In order to prepare the Port of Rotterdam Authority for the arrival of autonomous navigation, the Port of Rotterdam Authority has a patrol vessel (RPA3) into a floating lab that collects data, including about the vessel’s operation and power.
By making these data available to the business community and education, further research can be conducted into the introduction of autonomous navigation and the Port of Rotterdam can make further preparations for this event. The first partnership for data exchange from the floating lab has now been signed with startup Captain AI. They are adding artificial intelligence to the data, which enables computers to be trained as artificial captains to navigate independently through the port.
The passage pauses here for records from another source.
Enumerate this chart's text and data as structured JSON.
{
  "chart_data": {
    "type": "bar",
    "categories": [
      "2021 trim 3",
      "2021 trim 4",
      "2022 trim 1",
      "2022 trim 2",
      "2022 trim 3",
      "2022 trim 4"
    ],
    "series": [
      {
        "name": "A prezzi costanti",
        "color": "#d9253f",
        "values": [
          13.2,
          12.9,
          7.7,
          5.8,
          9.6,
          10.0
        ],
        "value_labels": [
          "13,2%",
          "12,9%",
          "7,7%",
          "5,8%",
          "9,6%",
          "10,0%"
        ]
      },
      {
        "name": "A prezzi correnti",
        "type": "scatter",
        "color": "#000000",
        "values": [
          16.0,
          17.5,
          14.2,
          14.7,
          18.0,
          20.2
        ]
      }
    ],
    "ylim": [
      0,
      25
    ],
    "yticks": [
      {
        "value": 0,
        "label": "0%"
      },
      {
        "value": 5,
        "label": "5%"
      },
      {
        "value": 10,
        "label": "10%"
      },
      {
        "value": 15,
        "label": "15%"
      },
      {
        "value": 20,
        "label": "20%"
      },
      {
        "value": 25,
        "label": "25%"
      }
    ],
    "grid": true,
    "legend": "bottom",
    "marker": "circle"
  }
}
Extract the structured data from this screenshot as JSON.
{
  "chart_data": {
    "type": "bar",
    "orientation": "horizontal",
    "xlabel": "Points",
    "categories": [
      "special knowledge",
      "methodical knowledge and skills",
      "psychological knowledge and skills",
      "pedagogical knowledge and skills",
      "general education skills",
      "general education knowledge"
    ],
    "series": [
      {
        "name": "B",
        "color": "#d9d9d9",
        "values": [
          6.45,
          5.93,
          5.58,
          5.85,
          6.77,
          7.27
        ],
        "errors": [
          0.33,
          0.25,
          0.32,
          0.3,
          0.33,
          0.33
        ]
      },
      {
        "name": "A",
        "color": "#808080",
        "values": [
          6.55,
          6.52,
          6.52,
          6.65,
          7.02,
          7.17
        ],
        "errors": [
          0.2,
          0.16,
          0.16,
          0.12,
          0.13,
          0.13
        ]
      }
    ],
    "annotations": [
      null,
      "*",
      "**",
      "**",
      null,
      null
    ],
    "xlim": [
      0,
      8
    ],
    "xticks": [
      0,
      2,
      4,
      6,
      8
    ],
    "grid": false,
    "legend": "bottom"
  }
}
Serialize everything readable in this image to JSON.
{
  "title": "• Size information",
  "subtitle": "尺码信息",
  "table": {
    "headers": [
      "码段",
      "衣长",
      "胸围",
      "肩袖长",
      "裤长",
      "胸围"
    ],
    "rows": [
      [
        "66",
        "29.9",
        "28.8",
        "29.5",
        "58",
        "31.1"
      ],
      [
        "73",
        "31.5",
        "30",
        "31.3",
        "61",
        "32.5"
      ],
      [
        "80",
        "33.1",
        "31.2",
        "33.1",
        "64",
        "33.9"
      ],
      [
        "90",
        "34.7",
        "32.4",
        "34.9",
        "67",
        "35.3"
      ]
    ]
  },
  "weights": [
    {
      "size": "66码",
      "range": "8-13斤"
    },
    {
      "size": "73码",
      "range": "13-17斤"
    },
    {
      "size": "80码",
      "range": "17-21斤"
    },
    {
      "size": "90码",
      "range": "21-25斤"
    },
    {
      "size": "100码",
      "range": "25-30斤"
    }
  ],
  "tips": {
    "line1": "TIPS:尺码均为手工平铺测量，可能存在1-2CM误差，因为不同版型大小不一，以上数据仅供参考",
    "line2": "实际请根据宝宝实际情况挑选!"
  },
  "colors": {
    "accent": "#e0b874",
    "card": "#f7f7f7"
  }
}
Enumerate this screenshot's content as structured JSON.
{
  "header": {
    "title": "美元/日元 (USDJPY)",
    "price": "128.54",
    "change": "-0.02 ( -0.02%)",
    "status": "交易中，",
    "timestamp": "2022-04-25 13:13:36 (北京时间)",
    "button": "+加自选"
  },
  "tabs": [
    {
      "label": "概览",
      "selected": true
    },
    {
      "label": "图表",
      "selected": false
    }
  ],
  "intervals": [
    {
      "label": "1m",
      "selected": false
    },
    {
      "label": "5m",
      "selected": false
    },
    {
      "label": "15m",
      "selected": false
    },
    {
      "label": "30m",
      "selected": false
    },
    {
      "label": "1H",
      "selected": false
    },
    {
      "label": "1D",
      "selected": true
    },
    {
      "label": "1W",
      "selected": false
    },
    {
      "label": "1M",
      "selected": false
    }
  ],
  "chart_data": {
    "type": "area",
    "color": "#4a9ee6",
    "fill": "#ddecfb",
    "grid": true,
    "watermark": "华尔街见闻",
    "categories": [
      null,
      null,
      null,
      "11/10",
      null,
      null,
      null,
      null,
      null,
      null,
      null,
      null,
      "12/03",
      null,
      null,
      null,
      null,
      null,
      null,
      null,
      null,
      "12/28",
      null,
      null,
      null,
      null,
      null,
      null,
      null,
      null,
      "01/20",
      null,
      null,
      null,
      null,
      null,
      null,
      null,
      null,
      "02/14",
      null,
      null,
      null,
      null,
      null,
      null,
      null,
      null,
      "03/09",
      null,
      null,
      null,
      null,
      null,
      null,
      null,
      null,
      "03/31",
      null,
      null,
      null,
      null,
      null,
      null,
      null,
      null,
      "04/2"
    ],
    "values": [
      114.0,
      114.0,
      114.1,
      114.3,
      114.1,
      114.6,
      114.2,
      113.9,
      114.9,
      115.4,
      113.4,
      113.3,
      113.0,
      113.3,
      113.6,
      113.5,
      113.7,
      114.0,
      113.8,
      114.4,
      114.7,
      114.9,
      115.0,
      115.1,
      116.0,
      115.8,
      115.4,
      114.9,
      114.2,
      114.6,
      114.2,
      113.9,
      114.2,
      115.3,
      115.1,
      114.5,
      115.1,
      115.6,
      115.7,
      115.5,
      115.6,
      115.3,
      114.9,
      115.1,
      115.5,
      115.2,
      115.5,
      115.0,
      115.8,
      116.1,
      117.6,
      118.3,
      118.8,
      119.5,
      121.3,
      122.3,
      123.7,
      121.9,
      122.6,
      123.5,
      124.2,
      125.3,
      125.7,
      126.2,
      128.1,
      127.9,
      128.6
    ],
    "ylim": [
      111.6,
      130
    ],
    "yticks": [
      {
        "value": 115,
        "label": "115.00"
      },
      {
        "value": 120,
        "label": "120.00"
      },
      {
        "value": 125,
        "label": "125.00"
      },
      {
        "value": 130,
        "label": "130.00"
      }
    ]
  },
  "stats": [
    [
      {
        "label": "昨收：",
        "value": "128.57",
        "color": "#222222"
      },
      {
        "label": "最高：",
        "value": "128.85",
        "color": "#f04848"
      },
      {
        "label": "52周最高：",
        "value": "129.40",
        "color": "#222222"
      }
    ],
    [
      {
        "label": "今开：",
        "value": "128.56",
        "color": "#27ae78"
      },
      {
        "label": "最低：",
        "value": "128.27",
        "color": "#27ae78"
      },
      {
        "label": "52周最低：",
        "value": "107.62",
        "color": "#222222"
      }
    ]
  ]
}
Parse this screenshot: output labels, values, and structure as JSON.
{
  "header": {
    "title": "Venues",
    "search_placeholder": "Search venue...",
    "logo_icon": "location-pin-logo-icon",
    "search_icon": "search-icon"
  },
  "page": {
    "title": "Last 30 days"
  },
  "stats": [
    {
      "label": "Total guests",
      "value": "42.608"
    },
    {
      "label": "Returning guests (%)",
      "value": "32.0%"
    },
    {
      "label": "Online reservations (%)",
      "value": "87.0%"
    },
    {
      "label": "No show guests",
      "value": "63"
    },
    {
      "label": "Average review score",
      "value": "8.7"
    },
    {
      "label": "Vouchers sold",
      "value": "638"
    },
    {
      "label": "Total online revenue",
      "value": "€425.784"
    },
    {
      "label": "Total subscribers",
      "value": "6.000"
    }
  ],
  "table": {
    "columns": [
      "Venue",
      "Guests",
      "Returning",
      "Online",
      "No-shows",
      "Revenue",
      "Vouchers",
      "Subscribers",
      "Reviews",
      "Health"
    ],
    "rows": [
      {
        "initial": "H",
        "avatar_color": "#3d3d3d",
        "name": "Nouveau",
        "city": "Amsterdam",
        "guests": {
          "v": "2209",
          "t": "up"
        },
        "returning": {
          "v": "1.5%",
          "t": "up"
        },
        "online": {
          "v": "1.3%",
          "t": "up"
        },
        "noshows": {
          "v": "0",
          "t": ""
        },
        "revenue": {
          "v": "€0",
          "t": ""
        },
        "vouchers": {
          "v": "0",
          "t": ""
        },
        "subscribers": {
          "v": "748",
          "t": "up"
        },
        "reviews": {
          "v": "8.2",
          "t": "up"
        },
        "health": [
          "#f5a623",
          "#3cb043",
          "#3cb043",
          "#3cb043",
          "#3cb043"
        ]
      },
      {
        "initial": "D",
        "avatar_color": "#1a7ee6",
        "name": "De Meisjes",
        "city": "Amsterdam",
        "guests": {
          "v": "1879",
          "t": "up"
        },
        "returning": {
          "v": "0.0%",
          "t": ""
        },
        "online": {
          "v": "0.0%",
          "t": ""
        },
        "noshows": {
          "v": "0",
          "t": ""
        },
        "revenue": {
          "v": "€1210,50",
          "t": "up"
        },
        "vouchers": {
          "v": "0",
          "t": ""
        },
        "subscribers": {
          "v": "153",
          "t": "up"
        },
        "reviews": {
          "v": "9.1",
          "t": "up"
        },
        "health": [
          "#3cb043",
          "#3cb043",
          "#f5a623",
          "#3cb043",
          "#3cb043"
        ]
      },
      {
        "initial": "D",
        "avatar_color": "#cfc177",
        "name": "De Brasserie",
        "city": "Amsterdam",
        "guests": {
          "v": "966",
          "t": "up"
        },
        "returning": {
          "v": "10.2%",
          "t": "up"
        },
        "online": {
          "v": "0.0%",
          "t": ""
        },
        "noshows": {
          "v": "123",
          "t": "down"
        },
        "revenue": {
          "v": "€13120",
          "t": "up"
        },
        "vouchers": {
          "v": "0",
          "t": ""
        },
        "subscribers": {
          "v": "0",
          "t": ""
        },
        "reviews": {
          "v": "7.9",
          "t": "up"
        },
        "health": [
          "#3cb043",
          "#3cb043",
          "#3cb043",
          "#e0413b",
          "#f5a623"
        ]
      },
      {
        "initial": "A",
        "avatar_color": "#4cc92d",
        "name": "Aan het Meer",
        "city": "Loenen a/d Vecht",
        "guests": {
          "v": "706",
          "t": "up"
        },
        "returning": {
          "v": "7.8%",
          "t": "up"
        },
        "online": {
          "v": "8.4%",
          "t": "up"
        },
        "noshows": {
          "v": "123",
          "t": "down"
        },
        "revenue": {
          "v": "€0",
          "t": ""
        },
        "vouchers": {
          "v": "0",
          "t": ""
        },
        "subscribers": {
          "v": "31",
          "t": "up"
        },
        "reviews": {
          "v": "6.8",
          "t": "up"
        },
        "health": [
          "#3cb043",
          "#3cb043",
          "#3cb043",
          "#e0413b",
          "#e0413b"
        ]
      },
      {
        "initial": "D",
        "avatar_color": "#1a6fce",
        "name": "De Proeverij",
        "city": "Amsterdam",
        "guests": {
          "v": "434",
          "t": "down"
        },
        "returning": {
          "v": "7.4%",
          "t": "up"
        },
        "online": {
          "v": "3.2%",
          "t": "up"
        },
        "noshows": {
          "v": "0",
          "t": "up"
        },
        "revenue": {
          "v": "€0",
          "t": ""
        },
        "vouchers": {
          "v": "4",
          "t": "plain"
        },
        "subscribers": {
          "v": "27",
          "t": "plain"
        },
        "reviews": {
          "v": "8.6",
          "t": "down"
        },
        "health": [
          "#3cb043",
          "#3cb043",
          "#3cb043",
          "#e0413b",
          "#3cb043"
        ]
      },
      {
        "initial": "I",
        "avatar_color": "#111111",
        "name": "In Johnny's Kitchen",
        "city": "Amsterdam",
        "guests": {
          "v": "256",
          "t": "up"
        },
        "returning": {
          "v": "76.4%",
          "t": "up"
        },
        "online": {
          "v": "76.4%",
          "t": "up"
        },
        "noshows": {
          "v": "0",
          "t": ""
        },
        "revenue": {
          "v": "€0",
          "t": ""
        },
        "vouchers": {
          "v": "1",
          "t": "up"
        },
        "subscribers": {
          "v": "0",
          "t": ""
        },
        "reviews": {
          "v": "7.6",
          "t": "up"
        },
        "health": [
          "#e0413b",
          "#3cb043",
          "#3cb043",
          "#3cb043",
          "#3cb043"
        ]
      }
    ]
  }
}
We expect the arrival of autonomous navigation to further increase the safety and accessibility of the Port of Rotterdam and, moreover, it will be an effective aid for skippers and shipping traffic controllers. That is why the Port of Rotterdam Authority aims to test this application, which has already been used in aviation for many years, together with other parties.—Ronald Paul, Port of Rotterdam Authority COO
The Port of Rotterdam Authority equipped the former patrol vessel with cameras, sensors and measurement equipment to obtain data about weather and water conditions and about the vessel’s operation, power and engine.
In addition to autonomous navigation, the floating lab will test other applications. The use of cameras will be tested for automatic inspection of quay walls or detection of objects in the water, for example. The combination of sensors on the water with land-based sensors to develop a network and smart infrastructure will also be investigated.